You will see that there are Factsheets that will help with things like getting care needs assessments, deciding the level of care required and sorting out useful things like Wills, Power of Attorney etc., if any of that hasn't already been done, although I see you are already involved in some of this. There is also a Dementia Guide in the list.


Now that you have found us I hope you will keep posting as the membership has vast collective knowledge and experience.
 

canary

Registered User
Feb 25, 2014
11,623
South coast
just to clarify - he keeps asking what's happened....
Yes, mum used to do the same, but when an honest answer distresses them you have to be "economical with the truth" I just used to say that she was having some problems with her memory. Im guessing that your dad sort of remembers that there is something wrong with him that is important, but he cant remember what - so he keeps on asking and getting upset all over again. If you just say that hes got some memory problems and then change the subject he will eventually stop asking.

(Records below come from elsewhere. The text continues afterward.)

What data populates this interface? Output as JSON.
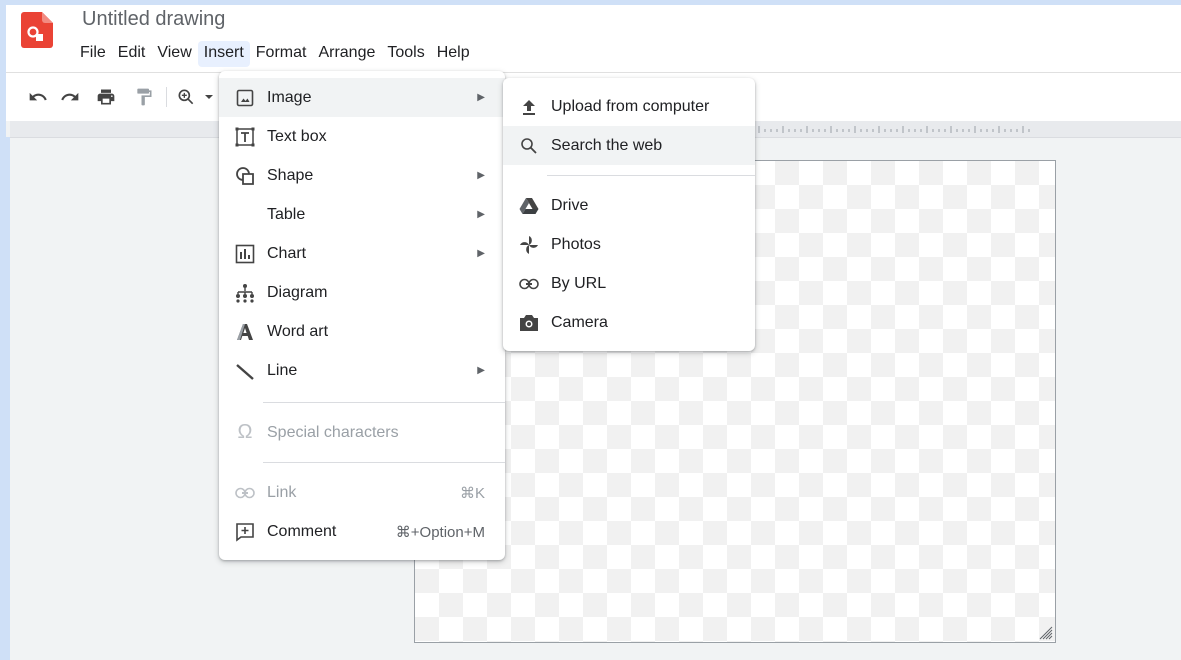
{
  "app": {
    "document_title": "Untitled drawing"
  },
  "menubar": [
    {
      "label": "File"
    },
    {
      "label": "Edit"
    },
    {
      "label": "View"
    },
    {
      "label": "Insert"
    },
    {
      "label": "Format"
    },
    {
      "label": "Arrange"
    },
    {
      "label": "Tools"
    },
    {
      "label": "Help"
    }
  ],
  "toolbar": {
    "icons": [
      "undo-icon",
      "redo-icon",
      "print-icon",
      "paint-format-icon",
      "zoom-icon",
      "zoom-dropdown-icon"
    ]
  },
  "insert_menu": {
    "items": [
      {
        "label": "Image",
        "icon": "image-icon",
        "submenu": true
      },
      {
        "label": "Text box",
        "icon": "text-box-icon"
      },
      {
        "label": "Shape",
        "icon": "shape-icon",
        "submenu": true
      },
      {
        "label": "Table",
        "icon": "",
        "submenu": true
      },
      {
        "label": "Chart",
        "icon": "chart-icon",
        "submenu": true
      },
      {
        "label": "Diagram",
        "icon": "diagram-icon"
      },
      {
        "label": "Word art",
        "icon": "word-art-icon"
      },
      {
        "label": "Line",
        "icon": "line-icon",
        "submenu": true
      },
      {
        "label": "Special characters",
        "icon": "omega-icon",
        "disabled": true
      },
      {
        "label": "Link",
        "icon": "link-icon",
        "shortcut": "⌘K",
        "disabled": true
      },
      {
        "label": "Comment",
        "icon": "comment-icon",
        "shortcut": "⌘+Option+M"
      }
    ]
  },
  "image_submenu": {
    "items": [
      {
        "label": "Upload from computer",
        "icon": "upload-icon"
      },
      {
        "label": "Search the web",
        "icon": "search-icon"
      },
      {
        "label": "Drive",
        "icon": "drive-icon"
      },
      {
        "label": "Photos",
        "icon": "photos-icon"
      },
      {
        "label": "By URL",
        "icon": "link-icon"
      },
      {
        "label": "Camera",
        "icon": "camera-icon"
      }
    ]
  },
  "colors": {
    "brand_red": "#ea4335",
    "active_menu_bg": "#e8f0fe",
    "menu_highlight": "#f1f3f4",
    "drive_gray": "#5f6368"
  }
}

This idea of being economical with the truth (aka "love lies" or "therapeutic untruths") is difficult to get your head round when you have been brought up to be truthful (specially to your parents), but when you are dealing with dementia the rules change. If the truth will distress them, or they cannot understand it then you have to provide an answer that they can understand and wont distress them. If that answer is not strictly true, then no matter.
 

worriedson77

Registered User
Jan 29, 2020
44
Hi @LisaV would just agree with what @canary and @karaokePete have said, you seem to have a similar situation with my own so I really do sympathize as it's a lot to try and take in at once (Like drinking from a fire hose!) and have found that the info and help from on here have really been of benefit to helping me help mum stay calm because it's really noticeable that when she is stressed or anxious her symptoms definitely worsen so in my case not mentioning it and allowing her to control conversations keeps her in a peaceful place. I would encourage you to keep posting, there is no judgement here and lots of experience from various stages of the condition that have helped me no end in the few weeks I've been on here.